The frontier for Karpathy is to collect enough information about human behaviour for his cars to reliably predict it, and therefore safely drive amongst human drivers. Instead of tangling with a jungle of colourful wires, Karpathy is wrangling an unwieldy specimen collection comprising human quirks. This world is no less strange or inscrutable that the hidden world of electrons, which is only visible through the measurements of a multimeter. This is the world human intent, revealed only through human action and measured with cameras and algorithms. Will the father with a pram try to risk crossing the road ahead of the car? Will the drunk teenager suddenly stumble into what was previously drivable space? And indeed, is that even a person over there? Is that flowing red fabric a scarf, or is it a rag blown by the wind around a discarded mannequin on the curb?

The sensor is no longer a CCD transforming light into voltage in a giant matrix. Karpathy’s sensor is a network of cars, transforming observations of humans into a matrix of data. The pixels are now vehicles. And those pixels observe behaviour; possibly even human nature.

How on earth is this a continuation of Eastman’s legacy of philanthropy, though? It turns out that the origin myth of autonomous vehicle research is a deeply humanist goal. The premise which gave birth to autonomous vehicles is that they will reduce road deaths by driving vehicles more safely. And even though you’re possibly skeptical of the motives, there is a sturdy substrate of belief that autonomous cars will make life better for people. Equitable access to transport for elderly people, or people underserved by public transport. The opportunity to transform our urban centres by reclaiming the sprawling wasteland of parking space. The possibility of transforming private vehicle ownership into a shared utility, reducing resource consumption. So the points of light that are human lives glow in the background of this ambitious project as well.

Now we’ve traced 150 years of technical innovation, groping our way along a braided cord. A cord braided from threads including hunger for progress, and concern for human lives. Finally, perhaps we have gathered enough material to guess what energises somebody like Steve Sasson to keep creating, even faced with a disinterested audience. One key, I think, is this: his fealty is not to an employer, or even to a pet project. He can’t sink with that ship, when it’s not his ship. He is committed instead to a vision. So what is that vision? We’ve touched lightly on what Eastman’s vision may have been, and what Karpathy’s vision may be, but we’ve only talked about Sasson’s work, not his vision.

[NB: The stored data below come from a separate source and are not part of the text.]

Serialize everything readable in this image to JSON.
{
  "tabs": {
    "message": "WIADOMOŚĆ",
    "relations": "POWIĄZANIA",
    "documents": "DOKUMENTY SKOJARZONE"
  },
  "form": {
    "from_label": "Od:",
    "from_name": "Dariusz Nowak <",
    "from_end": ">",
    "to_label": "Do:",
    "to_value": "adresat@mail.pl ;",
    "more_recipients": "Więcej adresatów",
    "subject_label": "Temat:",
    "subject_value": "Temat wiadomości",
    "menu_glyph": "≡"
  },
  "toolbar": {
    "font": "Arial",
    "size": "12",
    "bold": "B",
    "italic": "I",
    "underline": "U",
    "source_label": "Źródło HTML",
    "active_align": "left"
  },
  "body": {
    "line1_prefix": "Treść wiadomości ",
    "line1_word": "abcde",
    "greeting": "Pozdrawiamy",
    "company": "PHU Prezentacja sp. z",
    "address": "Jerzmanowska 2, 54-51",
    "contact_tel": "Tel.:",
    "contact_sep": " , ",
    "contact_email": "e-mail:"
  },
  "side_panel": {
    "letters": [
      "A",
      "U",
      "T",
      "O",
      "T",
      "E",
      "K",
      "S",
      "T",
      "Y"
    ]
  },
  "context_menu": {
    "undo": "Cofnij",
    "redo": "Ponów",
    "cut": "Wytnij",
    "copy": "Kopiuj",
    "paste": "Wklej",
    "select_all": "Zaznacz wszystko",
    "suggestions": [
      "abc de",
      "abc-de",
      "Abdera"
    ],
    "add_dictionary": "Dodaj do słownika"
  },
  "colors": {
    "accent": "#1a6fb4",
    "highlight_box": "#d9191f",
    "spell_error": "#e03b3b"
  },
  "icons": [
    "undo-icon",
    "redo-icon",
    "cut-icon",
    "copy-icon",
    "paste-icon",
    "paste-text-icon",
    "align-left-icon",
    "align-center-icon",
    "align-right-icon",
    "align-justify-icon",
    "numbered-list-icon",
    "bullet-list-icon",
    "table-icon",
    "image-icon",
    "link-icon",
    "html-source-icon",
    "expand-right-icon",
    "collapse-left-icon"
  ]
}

These days, Sasson spends his time passing on the tradition to new generations. He travels and talks to kids about engineering, trying to give them an appreciation of the cultural practices that make the magic happen. Trying to draw the kids into a world where they, too, can manifest what’s in their imagination. To have agency in their worlds. To give them a taste of the incalculable value of trying shit out, failing, and trying again. It’s the story of every children’s bedtime story, when you get down to it.

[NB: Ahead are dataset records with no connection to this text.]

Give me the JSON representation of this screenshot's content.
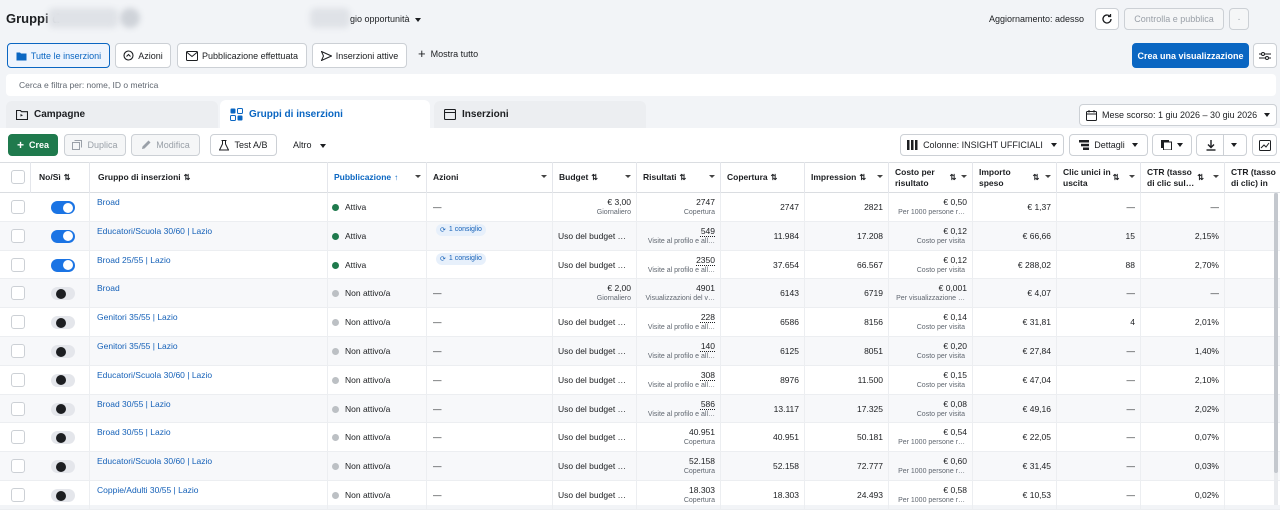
{
  "header": {
    "title": "Gruppi d",
    "objective": "gio opportunità",
    "update_status": "Aggiornamento: adesso",
    "review_publish": "Controlla e pubblica"
  },
  "filters": {
    "all_ads": "Tutte le inserzioni",
    "actions": "Azioni",
    "published": "Pubblicazione effettuata",
    "active_ads": "Inserzioni attive",
    "show_all": "Mostra tutto",
    "create_view": "Crea una visualizzazione"
  },
  "search": {
    "placeholder": "Cerca e filtra per: nome, ID o metrica"
  },
  "tabs": {
    "campaigns": "Campagne",
    "adsets": "Gruppi di inserzioni",
    "ads": "Inserzioni"
  },
  "date_range": "Mese scorso: 1 giu 2026 – 30 giu 2026",
  "toolbar": {
    "create": "Crea",
    "duplicate": "Duplica",
    "edit": "Modifica",
    "ab_test": "Test A/B",
    "more": "Altro",
    "columns": "Colonne: INSIGHT UFFICIALI",
    "breakdown": "Dettagli"
  },
  "columns": {
    "onoff": "No/Sì",
    "name": "Gruppo di inserzioni",
    "delivery": "Pubblicazione",
    "actions": "Azioni",
    "budget": "Budget",
    "results": "Risultati",
    "reach": "Copertura",
    "impressions": "Impression",
    "cpr1": "Costo per",
    "cpr2": "risultato",
    "spent1": "Importo",
    "spent2": "speso",
    "clicks1": "Clic unici in",
    "clicks2": "uscita",
    "ctr1": "CTR (tasso",
    "ctr2": "di clic sul…",
    "ctr3": "CTR (tasso",
    "ctr4": "di clic) in"
  },
  "rows": [
    {
      "on": true,
      "name": "Broad",
      "status": "Attiva",
      "active": true,
      "action": "—",
      "budget": "€ 3,00",
      "budget_sub": "Giornaliero",
      "result": "2747",
      "result_sub": "Copertura",
      "reach": "2747",
      "impr": "2821",
      "cost": "€ 0,50",
      "cost_sub": "Per 1000 persone r…",
      "spent": "€ 1,37",
      "clicks": "—",
      "ctr": "—"
    },
    {
      "on": true,
      "name": "Educatori/Scuola 30/60 | Lazio",
      "status": "Attiva",
      "active": true,
      "action": "1 consiglio",
      "budget": "Uso del budget …",
      "budget_sub": "",
      "result": "549",
      "result_sub": "Visite al profilo e all…",
      "reach": "11.984",
      "impr": "17.208",
      "cost": "€ 0,12",
      "cost_sub": "Costo per visita",
      "spent": "€ 66,66",
      "clicks": "15",
      "ctr": "2,15%"
    },
    {
      "on": true,
      "name": "Broad 25/55 | Lazio",
      "status": "Attiva",
      "active": true,
      "action": "1 consiglio",
      "budget": "Uso del budget …",
      "budget_sub": "",
      "result": "2350",
      "result_sub": "Visite al profilo e all…",
      "reach": "37.654",
      "impr": "66.567",
      "cost": "€ 0,12",
      "cost_sub": "Costo per visita",
      "spent": "€ 288,02",
      "clicks": "88",
      "ctr": "2,70%"
    },
    {
      "on": false,
      "name": "Broad",
      "status": "Non attivo/a",
      "active": false,
      "action": "—",
      "budget": "€ 2,00",
      "budget_sub": "Giornaliero",
      "result": "4901",
      "result_sub": "Visualizzazioni del v…",
      "reach": "6143",
      "impr": "6719",
      "cost": "€ 0,001",
      "cost_sub": "Per visualizzazione …",
      "spent": "€ 4,07",
      "clicks": "—",
      "ctr": "—"
    },
    {
      "on": false,
      "name": "Genitori 35/55 | Lazio",
      "status": "Non attivo/a",
      "active": false,
      "action": "—",
      "budget": "Uso del budget …",
      "budget_sub": "",
      "result": "228",
      "result_sub": "Visite al profilo e all…",
      "reach": "6586",
      "impr": "8156",
      "cost": "€ 0,14",
      "cost_sub": "Costo per visita",
      "spent": "€ 31,81",
      "clicks": "4",
      "ctr": "2,01%"
    },
    {
      "on": false,
      "name": "Genitori 35/55 | Lazio",
      "status": "Non attivo/a",
      "active": false,
      "action": "—",
      "budget": "Uso del budget …",
      "budget_sub": "",
      "result": "140",
      "result_sub": "Visite al profilo e all…",
      "reach": "6125",
      "impr": "8051",
      "cost": "€ 0,20",
      "cost_sub": "Costo per visita",
      "spent": "€ 27,84",
      "clicks": "—",
      "ctr": "1,40%"
    },
    {
      "on": false,
      "name": "Educatori/Scuola 30/60 | Lazio",
      "status": "Non attivo/a",
      "active": false,
      "action": "—",
      "budget": "Uso del budget …",
      "budget_sub": "",
      "result": "308",
      "result_sub": "Visite al profilo e all…",
      "reach": "8976",
      "impr": "11.500",
      "cost": "€ 0,15",
      "cost_sub": "Costo per visita",
      "spent": "€ 47,04",
      "clicks": "—",
      "ctr": "2,10%"
    },
    {
      "on": false,
      "name": "Broad 30/55 | Lazio",
      "status": "Non attivo/a",
      "active": false,
      "action": "—",
      "budget": "Uso del budget …",
      "budget_sub": "",
      "result": "586",
      "result_sub": "Visite al profilo e all…",
      "reach": "13.117",
      "impr": "17.325",
      "cost": "€ 0,08",
      "cost_sub": "Costo per visita",
      "spent": "€ 49,16",
      "clicks": "—",
      "ctr": "2,02%"
    },
    {
      "on": false,
      "name": "Broad 30/55 | Lazio",
      "status": "Non attivo/a",
      "active": false,
      "action": "—",
      "budget": "Uso del budget …",
      "budget_sub": "",
      "result": "40.951",
      "result_sub": "Copertura",
      "reach": "40.951",
      "impr": "50.181",
      "cost": "€ 0,54",
      "cost_sub": "Per 1000 persone r…",
      "spent": "€ 22,05",
      "clicks": "—",
      "ctr": "0,07%"
    },
    {
      "on": false,
      "name": "Educatori/Scuola 30/60 | Lazio",
      "status": "Non attivo/a",
      "active": false,
      "action": "—",
      "budget": "Uso del budget …",
      "budget_sub": "",
      "result": "52.158",
      "result_sub": "Copertura",
      "reach": "52.158",
      "impr": "72.777",
      "cost": "€ 0,60",
      "cost_sub": "Per 1000 persone r…",
      "spent": "€ 31,45",
      "clicks": "—",
      "ctr": "0,03%"
    },
    {
      "on": false,
      "name": "Coppie/Adulti 30/55 | Lazio",
      "status": "Non attivo/a",
      "active": false,
      "action": "—",
      "budget": "Uso del budget …",
      "budget_sub": "",
      "result": "18.303",
      "result_sub": "Copertura",
      "reach": "18.303",
      "impr": "24.493",
      "cost": "€ 0,58",
      "cost_sub": "Per 1000 persone r…",
      "spent": "€ 10,53",
      "clicks": "—",
      "ctr": "0,02%"
    }
  ],
  "colors": {
    "accent": "#0a66c2",
    "active": "#1f7a4d",
    "inactive": "#bcc0c4",
    "link": "#1561b8"
  }
}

This, I think, is the key to understanding the motivating force. He sees himself as a custodian of an important legacy of creation. This custodianship, of the flame of creativity and curiosity, is something I see playing a key role in artists of all stripes. The importance of that custodianship - the significance it has for every artist’s community - is something that I believe imbues a life with meaning, and from meaning comes energy.

The vision is to explore, push boundaries, and to keep carrying the torch of exploration, to pass on to others coming up. To “do unto others what’s been done to you”, as Maynard James Keenan put it. This torch is not embodied in a company, or a project. It’s carried by a lineage of people who decide to pick it up and carry it. It’s safeguarded and passed on in due course, when the students are ready. Those potential students, those potential recipients of this ageless legacy, are the points of light that make everything happen.